我刚刚检查了火车上的图像数量并测试了数据,以确保没有图像丢失。事实证明,实际上没有图像丢失。
这是获得瓶颈功能的代码。
global_start=dt.now()
#Dimensions of our flicker images is 256 X 256
img_width, img_height = 256, 256
#Declaration of parameters needed for training and validation
train_data_dir = 'data/train'
validation_data_dir = 'data/validation'
epochs = 50
batch_size = 16
#Get the bottleneck features by Weights.T * Xi
def save_bottlebeck_features():
datagen = ImageDataGenerator(rescale=1./255)
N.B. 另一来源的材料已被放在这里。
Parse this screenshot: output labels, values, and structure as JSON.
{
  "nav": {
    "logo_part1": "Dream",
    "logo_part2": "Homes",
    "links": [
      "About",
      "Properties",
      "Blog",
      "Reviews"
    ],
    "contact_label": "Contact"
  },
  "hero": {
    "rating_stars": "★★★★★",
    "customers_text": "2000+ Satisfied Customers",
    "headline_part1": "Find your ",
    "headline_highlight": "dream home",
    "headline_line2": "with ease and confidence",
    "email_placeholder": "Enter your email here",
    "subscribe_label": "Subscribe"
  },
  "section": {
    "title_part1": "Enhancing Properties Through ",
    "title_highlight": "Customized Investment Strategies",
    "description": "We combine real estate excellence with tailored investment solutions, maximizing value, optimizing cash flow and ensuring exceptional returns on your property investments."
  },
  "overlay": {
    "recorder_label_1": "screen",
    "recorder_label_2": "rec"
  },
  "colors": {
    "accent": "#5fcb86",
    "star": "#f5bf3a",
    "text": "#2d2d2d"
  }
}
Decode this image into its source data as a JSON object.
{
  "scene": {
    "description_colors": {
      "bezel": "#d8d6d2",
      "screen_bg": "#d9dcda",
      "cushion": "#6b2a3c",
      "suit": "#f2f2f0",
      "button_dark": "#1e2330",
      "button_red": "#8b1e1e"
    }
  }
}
#Load the pre trained VGG16 model from Keras, we will initialize only the convolution layers and ignore the top layers.
model = applications.VGG16(include_top=False, weights='imagenet')
generator_tr = datagen.flow_from_directory(train_data_dir,
target_size=(img_width, img_height),
batch_size=batch_size,
class_mode=None, #class_mode=None means the generator won't load the class labels.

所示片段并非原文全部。